First off, I resonated with your tone of urgency here. It's hard to state this without being overly dramatic--but, at the risk of drama, I say that you are right, each day, something small in a part of many children dies at school. Brutal blows to self confidence, to one's sense of worth. The love and support one needs adults to provide, or the sense of healing they can bring when things don't go your way. This is my ideal of school. It's something elementary teachers in this country generally have always gotten right, and your rallying call of child development and balance seem to me a fair way of putting all of this.
(As a side note, I watched the 1975 Charlie Brown Valentine special last night with my son. I was especially taken by how they dealt with Linus' crush on his teacher, and how insensitive she was in return--you know the teacher voice in that series, I'm sure!)
The focus on testing, to my mind, is our biggest problem right now, and for the reasons the fascinating article you linked to suggests--a very successful adult failed those tests. We are telling kids that they are unsuccessful because of these rather narrow measures. I'm more than happy to compromise on this, but it's clear we need a wider range of measures of success. And we need these measures to be truly (in)formative--that is, they should be giving teachers information that will help them enrich the experiences students under their care have.

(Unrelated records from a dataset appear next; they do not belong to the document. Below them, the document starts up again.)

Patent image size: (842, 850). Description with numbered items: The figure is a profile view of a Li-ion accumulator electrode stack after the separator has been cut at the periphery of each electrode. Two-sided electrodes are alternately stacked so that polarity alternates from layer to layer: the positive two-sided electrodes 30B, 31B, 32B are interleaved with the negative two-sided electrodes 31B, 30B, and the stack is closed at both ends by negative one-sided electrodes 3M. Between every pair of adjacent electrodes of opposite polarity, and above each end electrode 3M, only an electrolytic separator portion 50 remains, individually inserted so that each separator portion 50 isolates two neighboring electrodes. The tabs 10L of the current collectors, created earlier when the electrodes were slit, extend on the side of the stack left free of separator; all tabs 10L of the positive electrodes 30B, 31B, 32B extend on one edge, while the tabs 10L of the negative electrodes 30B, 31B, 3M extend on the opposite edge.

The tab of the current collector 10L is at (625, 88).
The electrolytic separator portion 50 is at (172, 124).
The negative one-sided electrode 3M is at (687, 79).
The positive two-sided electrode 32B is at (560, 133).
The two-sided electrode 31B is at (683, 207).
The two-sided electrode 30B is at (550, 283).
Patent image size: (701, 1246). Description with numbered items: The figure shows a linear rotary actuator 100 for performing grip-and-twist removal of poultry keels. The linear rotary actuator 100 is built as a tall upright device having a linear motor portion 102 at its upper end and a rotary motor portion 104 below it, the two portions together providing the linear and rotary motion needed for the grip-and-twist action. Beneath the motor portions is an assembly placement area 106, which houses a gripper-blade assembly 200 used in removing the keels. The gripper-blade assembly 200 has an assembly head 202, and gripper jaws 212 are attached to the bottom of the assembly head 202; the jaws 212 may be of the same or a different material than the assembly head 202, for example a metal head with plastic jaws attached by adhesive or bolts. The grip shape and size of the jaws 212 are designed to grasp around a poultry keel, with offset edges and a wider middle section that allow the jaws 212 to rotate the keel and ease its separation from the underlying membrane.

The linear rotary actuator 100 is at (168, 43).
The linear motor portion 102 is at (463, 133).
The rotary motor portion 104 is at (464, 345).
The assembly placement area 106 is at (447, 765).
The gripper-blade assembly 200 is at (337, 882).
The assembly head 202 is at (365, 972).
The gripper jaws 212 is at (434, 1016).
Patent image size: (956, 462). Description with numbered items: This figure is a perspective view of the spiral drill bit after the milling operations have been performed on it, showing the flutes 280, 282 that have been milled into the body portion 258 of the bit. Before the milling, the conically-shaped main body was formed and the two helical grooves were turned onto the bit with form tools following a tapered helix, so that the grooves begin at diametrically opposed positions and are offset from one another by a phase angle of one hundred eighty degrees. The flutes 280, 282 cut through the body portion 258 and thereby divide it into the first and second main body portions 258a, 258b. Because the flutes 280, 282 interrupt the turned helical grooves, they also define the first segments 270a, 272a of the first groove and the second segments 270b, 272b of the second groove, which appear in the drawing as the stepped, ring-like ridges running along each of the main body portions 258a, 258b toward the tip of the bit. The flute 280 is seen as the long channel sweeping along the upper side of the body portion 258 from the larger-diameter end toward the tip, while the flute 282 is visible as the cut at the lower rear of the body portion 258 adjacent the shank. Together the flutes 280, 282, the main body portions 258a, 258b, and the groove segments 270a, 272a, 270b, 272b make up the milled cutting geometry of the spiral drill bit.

They should not be (just) telling them which items the students need more drilling on.
I admire Hirsch's sense of balance. Of course he tends to blame John Dewey and professors in schools of education (like myself) for all of our nation's learning problems. Maybe we folks in the colleges of education deserve that slap? Anyway, I think we are seeing a moment where educators (I use that term selectively) of all stripes--from Diane Ravitch, to ED Hirsch, to Nel Noddings or whomever--can start to come together and advocate for schools that are more responsive to kids, focused on big ideas that help enrich the lives of kids now and in the future.
Thanks for your writing--the conversation about the future of schools is one we need to keep pressing the public to have!